ABSTRACT

It is perhaps just as well to begin this chapter by reminding ourselves that anarchy means literally no government. Consequently, there will be no laws. “I am ready to make terms, but I will have no laws,” said Proudhon; adding, “I acknowledge none.” ( 1 ) However revolutionary this may seem, it is, after all, not so very unlike what has always existed in the affairs of men. Without the philosophy of the idealist anarchist, with no pretense of justice or “nonsense” about equality, there have always been in this old world of ours those powerful enough to make and to break law, to brush aside the State and any and every other hindrance that stood in their path. “Laws are like spiders’ webs,” said Anacharsis, “and will, like them, only entangle and hold the poor and weak, while the rich and powerful will easily break through them.” He might have said, with equal truth, that, with or without laws, the rich and powerful have been able in the past to do very much as they pleased. For the poor and the weak there have always been, to be sure, hard and fast rules that they could not break through. But the rich and powerful have always managed to live more or less above the State or, at least, so to dominate the State that to all intents and purposes, other than their own, it did not exist. When Bakounin wrote his startling and now famous decree abolishing the State, he created no end of hilarity among 277the Marxists, but had Bakounin been Napoleon with his mighty army, or Morgan and Rockefeller with their great wealth, he could no doubt in some measure have carried out his wish.
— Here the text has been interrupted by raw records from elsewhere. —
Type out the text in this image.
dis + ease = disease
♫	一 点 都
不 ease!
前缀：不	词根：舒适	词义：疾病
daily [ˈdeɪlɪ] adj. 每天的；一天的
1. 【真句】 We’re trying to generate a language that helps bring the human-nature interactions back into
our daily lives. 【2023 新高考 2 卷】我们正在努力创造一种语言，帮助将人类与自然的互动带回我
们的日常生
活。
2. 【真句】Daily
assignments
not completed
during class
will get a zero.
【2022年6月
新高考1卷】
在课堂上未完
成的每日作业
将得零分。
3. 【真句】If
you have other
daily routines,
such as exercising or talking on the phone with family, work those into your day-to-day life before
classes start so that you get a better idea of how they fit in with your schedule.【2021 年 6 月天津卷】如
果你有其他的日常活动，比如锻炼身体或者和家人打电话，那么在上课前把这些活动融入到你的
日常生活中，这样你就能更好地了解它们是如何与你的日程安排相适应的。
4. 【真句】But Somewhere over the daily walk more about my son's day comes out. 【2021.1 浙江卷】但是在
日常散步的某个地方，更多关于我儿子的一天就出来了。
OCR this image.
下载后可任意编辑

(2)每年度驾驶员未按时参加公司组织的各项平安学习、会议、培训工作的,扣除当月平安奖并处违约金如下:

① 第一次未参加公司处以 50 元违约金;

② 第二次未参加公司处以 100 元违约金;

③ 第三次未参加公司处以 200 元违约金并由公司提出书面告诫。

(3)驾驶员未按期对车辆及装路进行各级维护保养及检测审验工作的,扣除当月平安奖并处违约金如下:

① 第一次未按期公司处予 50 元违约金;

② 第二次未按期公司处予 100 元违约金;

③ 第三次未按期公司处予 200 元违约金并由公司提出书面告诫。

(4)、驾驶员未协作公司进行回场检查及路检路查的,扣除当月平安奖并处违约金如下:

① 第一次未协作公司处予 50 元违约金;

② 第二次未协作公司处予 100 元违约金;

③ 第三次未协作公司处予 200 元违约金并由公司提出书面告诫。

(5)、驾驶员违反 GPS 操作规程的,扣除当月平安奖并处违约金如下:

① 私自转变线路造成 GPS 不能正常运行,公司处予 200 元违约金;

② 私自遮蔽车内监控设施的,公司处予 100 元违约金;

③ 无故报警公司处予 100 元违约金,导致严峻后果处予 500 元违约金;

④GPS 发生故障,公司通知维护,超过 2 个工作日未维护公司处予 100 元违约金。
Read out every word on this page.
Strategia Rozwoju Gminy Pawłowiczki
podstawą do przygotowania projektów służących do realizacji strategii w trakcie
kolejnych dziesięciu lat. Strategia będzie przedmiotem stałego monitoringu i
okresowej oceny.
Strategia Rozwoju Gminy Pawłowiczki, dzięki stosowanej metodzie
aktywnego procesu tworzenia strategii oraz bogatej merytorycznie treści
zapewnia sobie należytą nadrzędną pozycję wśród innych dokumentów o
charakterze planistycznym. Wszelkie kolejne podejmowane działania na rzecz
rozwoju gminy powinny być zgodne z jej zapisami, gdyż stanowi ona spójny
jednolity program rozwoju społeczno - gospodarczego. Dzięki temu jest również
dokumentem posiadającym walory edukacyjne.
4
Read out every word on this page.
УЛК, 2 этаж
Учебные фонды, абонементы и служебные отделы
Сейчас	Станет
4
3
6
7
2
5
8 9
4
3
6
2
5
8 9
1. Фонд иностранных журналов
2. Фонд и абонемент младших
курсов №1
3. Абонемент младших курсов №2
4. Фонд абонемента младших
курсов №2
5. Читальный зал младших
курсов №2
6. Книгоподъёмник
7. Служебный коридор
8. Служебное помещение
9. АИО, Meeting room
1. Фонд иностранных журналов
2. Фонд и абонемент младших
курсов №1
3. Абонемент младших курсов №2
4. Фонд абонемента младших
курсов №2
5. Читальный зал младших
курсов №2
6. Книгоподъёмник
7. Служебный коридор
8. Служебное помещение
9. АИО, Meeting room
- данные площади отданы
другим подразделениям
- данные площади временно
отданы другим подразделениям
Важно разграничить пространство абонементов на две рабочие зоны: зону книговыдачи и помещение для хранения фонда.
Without, however, either wealth or numbers behind him, Bakounin preached a polity that, up to the present, only the rich and powerful have been able even partly to achieve. The anarchy of Proudhon was visionary, humanitarian, and idealistic. At least he thought he was striving for a more humane social order than that of the present. But this older anarchism is as ancient as tyranny, and never at any moment has it ceased to menace human civilization. Based on a real mastery over the industrial and political institutions of mankind, this actual anarchy has never for long allowed the law, the Constitution, the State, or the flag to obstruct its path or thwart its avarice.